The primary significance for tort lawyers lies in the fact that, owing to the flexibility,
lack of continuity and irregularity of their work, many atypical workers are either unable
or have great difficulty in establishing that they are employees employed under a contract
of employment. If they are not employees then, presumably, they are outside the scope
of the doctrine of vicarious liability. And if they are independent contractors then, as Lord
Bridge recently stated, it is3:
trite law that the employer of an independent contractor is, in general, not liable for the negligence
or other torts committed by the contractor in the course of the execution of the work.

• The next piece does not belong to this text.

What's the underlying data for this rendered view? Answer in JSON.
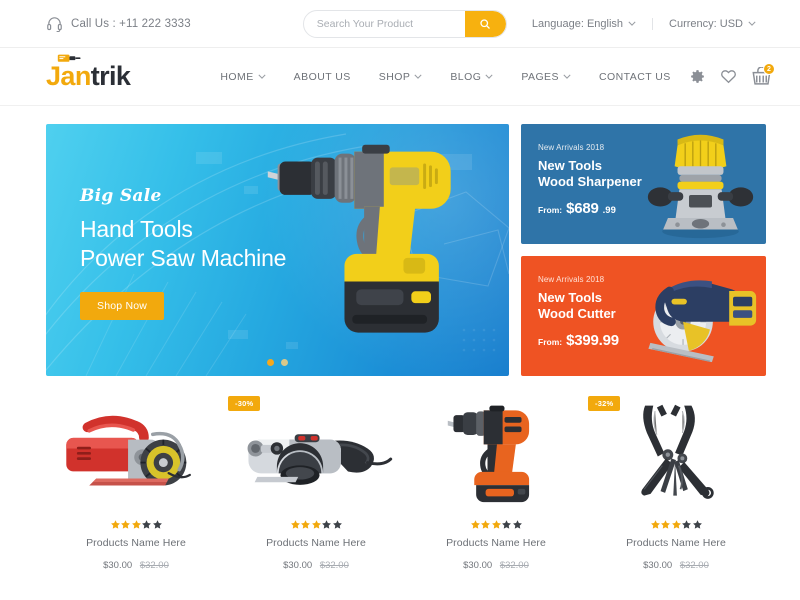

Yet will the courts actually hold that these atypical workers are independent contractors
for whose torts the employer is not liable? If they do, will that not undermine the social
purposes, such as loss distribution,4 which have hitherto been furthered by the doctrine
of vicarious liability? On the other hand, if the courts are to conclude that employers are
liable for the torts of such workers how can they achieve this goal? Can the doctrine of
vicarious liability be adapted in order to encompass this new workforce or will the courts
have to create new forms of primary liability?

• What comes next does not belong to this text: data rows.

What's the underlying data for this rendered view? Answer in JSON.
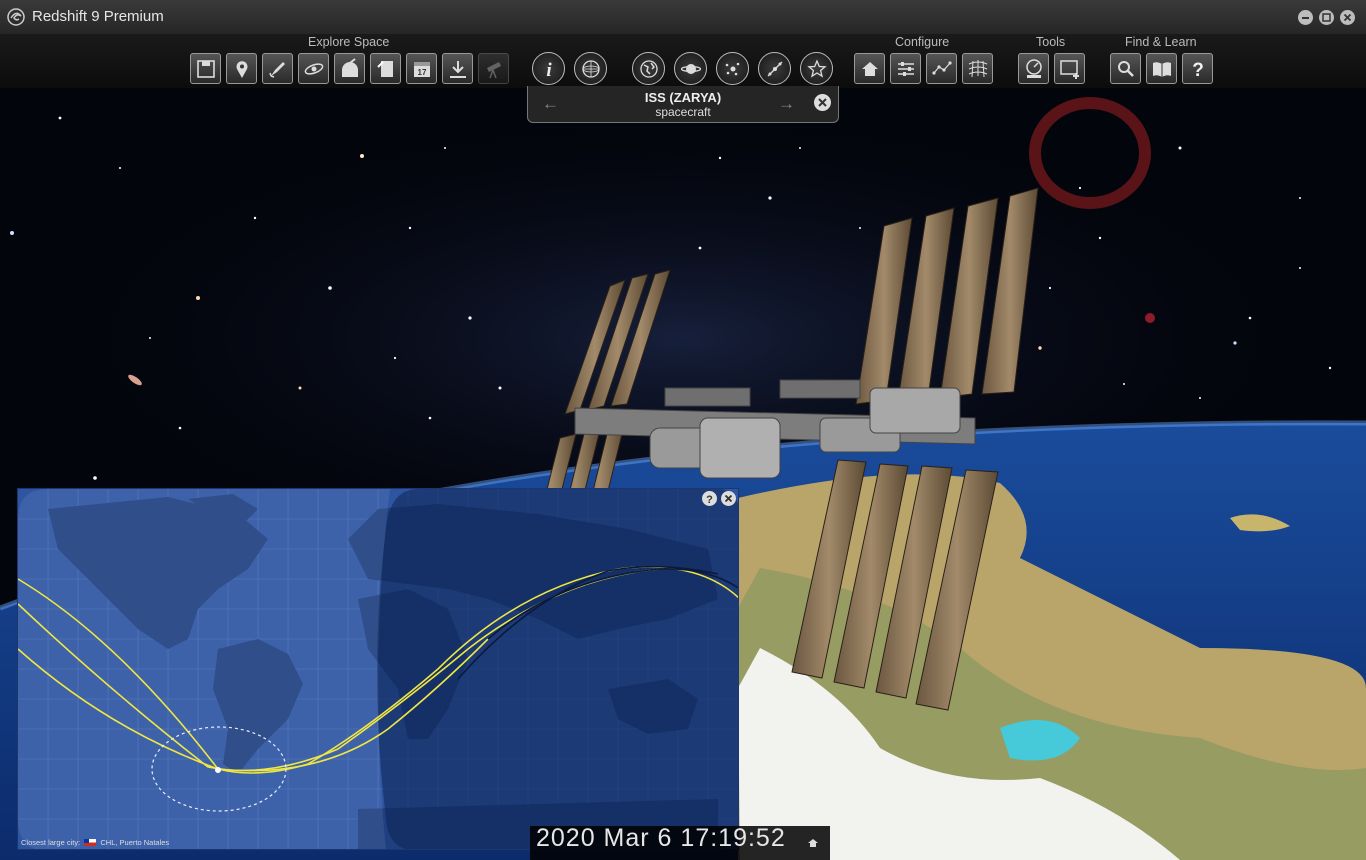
{
  "app": {
    "title": "Redshift 9 Premium"
  },
  "toolbar": {
    "groups": {
      "explore": "Explore Space",
      "configure": "Configure",
      "tools": "Tools",
      "find_learn": "Find & Learn"
    },
    "explore_buttons": [
      "save",
      "location",
      "spacecraft-flight",
      "galaxy-view",
      "observatory",
      "star-sheet",
      "calendar",
      "download",
      "telescope"
    ],
    "center_buttons": [
      "info",
      "sky-chart",
      "earth-globe",
      "saturn",
      "orbit-view",
      "trajectory",
      "favorite-star"
    ],
    "configure_buttons": [
      "home",
      "sliders",
      "constellations",
      "coordinate-grid"
    ],
    "tools_buttons": [
      "eyepiece",
      "add-screen"
    ],
    "find_buttons": [
      "search",
      "book",
      "help"
    ]
  },
  "object_panel": {
    "name": "ISS (ZARYA)",
    "type": "spacecraft",
    "prev": "←",
    "next": "→"
  },
  "ground_track": {
    "footer_prefix": "Closest large city:",
    "closest_city": "CHL, Puerto Natales"
  },
  "time": {
    "display": "2020 Mar 6   17:19:52"
  },
  "colors": {
    "map_ocean": "#2d55a2",
    "orbit_track": "#f0e642",
    "panel_bg": "#282828"
  }
}
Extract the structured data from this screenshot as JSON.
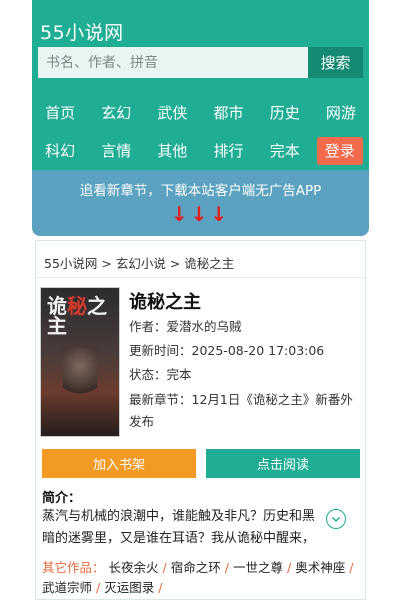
{
  "header": {
    "site_title": "55小说网",
    "search_placeholder": "书名、作者、拼音",
    "search_button": "搜索"
  },
  "nav": {
    "row1": [
      "首页",
      "玄幻",
      "武侠",
      "都市",
      "历史",
      "网游"
    ],
    "row2": [
      "科幻",
      "言情",
      "其他",
      "排行",
      "完本"
    ],
    "login": "登录"
  },
  "promo": {
    "text": "追看新章节，下载本站客户端无广告APP",
    "arrows": "↓↓↓"
  },
  "breadcrumb": "55小说网 > 玄幻小说 > 诡秘之主",
  "book": {
    "title": "诡秘之主",
    "author": "作者：爱潜水的乌贼",
    "updated": "更新时间：2025-08-20 17:03:06",
    "status": "状态：完本",
    "latest": "最新章节：12月1日《诡秘之主》新番外发布",
    "cover_title_1": "诡",
    "cover_title_2": "秘",
    "cover_title_3": "之主"
  },
  "buttons": {
    "shelf": "加入书架",
    "read": "点击阅读"
  },
  "intro": {
    "label": "简介：",
    "text": "蒸汽与机械的浪潮中，谁能触及非凡？历史和黑暗的迷雾里，又是谁在耳语？我从诡秘中醒来，"
  },
  "other_works": {
    "label": "其它作品：",
    "items": [
      "长夜余火",
      "宿命之环",
      "一世之尊",
      "奥术神座",
      "武道宗师",
      "灭运图录"
    ]
  },
  "colors": {
    "brand": "#1fae93",
    "login": "#f2694b",
    "promo": "#5ba2c0",
    "shelf_button": "#f39a24",
    "accent_label": "#e4693a"
  }
}
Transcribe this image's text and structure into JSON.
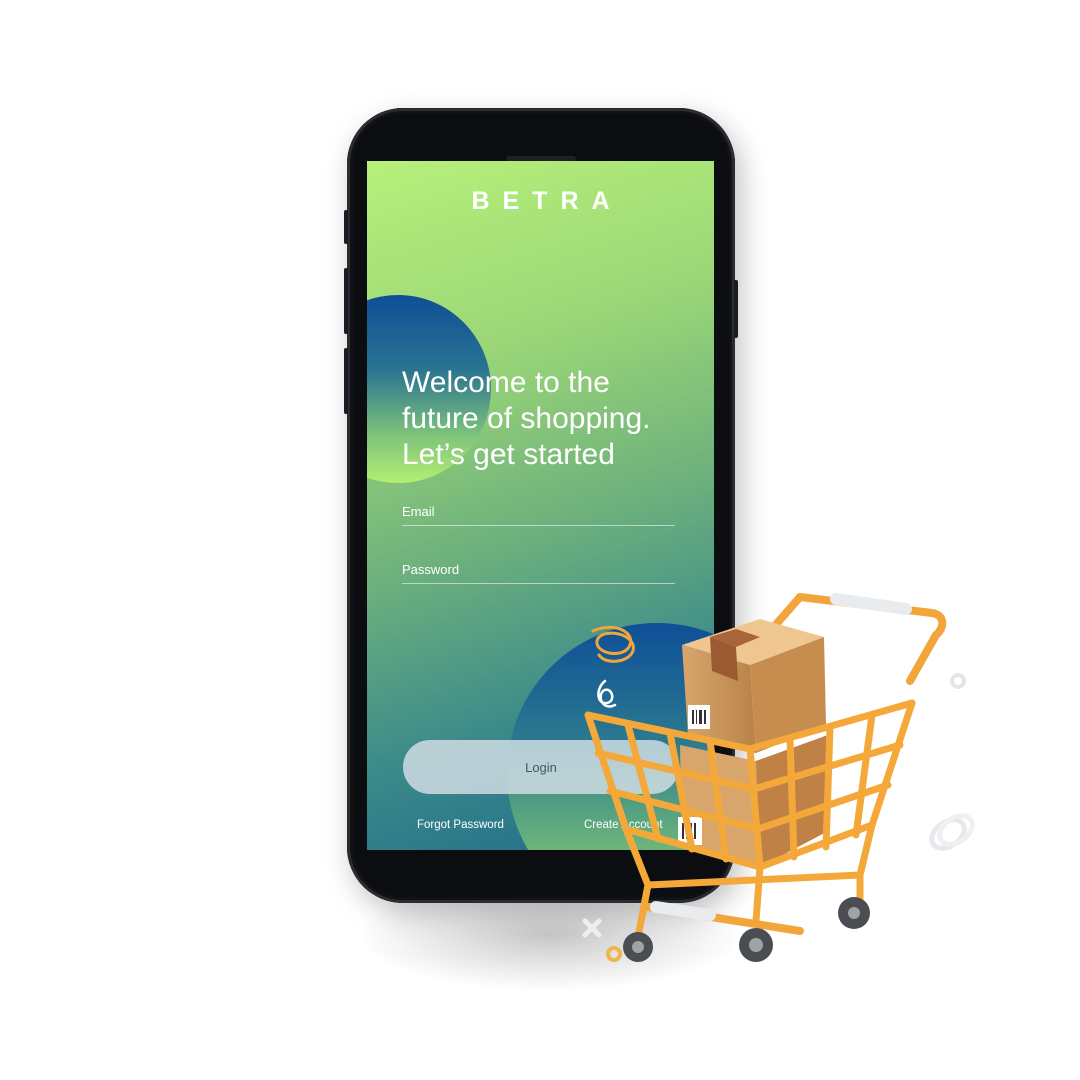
{
  "app": {
    "brand": "BETRA",
    "headline_lines": [
      "Welcome to the",
      "future of shopping.",
      "Let’s get started"
    ]
  },
  "form": {
    "email_label": "Email",
    "password_label": "Password",
    "login_label": "Login"
  },
  "links": {
    "forgot_password": "Forgot Password",
    "create_account": "Create Account"
  },
  "icons": [
    "shopping-cart-icon",
    "cardboard-box-icon",
    "spiral-icon",
    "close-x-icon",
    "ring-icon"
  ],
  "colors": {
    "gradient_top": "#b7f07a",
    "gradient_bottom": "#1f6a8b",
    "blob_blue": "#0f4e96",
    "cart_orange": "#f5a83a",
    "box_tan": "#d9a56b"
  }
}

The aim of this paper is to subject these issues to analysis. We shall begin our analysis
by considering the recent changes in the structure of the labour market and then discuss
their implications for the doctrine of vicarious liability and for the liability which an employer
may incur for the torts of his independent contractors.

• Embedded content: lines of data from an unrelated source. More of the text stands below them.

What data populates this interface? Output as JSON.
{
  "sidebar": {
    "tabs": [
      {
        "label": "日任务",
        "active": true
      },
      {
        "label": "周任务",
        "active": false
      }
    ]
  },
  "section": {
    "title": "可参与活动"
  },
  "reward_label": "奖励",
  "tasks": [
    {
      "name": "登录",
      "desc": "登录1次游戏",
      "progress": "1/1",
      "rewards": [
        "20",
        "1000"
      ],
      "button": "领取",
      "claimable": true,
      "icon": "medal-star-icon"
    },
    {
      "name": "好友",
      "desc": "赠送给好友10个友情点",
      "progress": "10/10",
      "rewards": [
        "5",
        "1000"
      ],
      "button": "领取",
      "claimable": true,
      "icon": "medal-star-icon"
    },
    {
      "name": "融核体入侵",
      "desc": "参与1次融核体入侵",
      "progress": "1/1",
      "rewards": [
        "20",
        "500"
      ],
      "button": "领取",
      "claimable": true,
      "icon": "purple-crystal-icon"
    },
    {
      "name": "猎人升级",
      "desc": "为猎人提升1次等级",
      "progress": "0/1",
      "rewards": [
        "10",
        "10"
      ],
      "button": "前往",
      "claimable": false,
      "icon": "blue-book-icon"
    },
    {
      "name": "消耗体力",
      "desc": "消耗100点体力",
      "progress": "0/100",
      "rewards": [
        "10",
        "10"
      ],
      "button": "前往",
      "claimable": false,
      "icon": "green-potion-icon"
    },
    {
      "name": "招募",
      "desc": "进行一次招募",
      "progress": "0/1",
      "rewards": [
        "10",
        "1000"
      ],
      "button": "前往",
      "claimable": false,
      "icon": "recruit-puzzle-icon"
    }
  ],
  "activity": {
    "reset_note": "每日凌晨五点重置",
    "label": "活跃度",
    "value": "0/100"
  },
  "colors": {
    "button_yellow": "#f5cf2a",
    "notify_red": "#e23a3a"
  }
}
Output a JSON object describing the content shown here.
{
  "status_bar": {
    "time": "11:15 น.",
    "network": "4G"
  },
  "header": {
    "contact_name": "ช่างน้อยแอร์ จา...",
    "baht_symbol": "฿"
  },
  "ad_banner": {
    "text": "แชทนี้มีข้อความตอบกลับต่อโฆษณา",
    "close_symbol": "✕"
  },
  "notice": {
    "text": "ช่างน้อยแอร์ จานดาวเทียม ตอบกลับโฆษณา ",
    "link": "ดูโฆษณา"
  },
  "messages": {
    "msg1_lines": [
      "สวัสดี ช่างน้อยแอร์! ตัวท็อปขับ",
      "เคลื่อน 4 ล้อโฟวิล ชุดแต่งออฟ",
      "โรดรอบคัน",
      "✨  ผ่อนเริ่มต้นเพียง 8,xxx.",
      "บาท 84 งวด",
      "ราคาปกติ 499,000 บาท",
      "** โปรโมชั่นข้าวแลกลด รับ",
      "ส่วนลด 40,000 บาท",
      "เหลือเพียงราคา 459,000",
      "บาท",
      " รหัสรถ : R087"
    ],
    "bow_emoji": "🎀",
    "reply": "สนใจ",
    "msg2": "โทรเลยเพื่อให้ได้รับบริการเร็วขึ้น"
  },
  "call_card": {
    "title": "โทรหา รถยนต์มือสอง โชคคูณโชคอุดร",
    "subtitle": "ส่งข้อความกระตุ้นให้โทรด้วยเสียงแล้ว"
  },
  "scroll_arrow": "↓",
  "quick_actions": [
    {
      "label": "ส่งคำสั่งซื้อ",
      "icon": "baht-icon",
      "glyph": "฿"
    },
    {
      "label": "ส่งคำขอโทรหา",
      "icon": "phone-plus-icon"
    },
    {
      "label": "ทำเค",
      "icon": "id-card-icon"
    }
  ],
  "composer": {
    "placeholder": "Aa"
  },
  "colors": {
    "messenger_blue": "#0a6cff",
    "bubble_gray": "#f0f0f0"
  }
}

*Lecturer in Law, London School of Economics and Political Science. I would like to thank Professor Carol
Harlow and Simon Deakin for their helpful comments on earlier drafts of this article. I, of course, remain
responsible for any defects which remain.
1 See the useful account by Leighton 'Marginal Workers' in Lewis (ed), Labour Law in Britain (Oxford:
Blackwell, 1986) and Leighton, 'New Forms and Aspects of Atypical Employment Relationships' (1986)
8 Comparative Labor LI 34.
2  See, for example, Leighton op cit n 1.
3  D & F Estates Lid v Church Commissioners for England [1989] AC 177, 208.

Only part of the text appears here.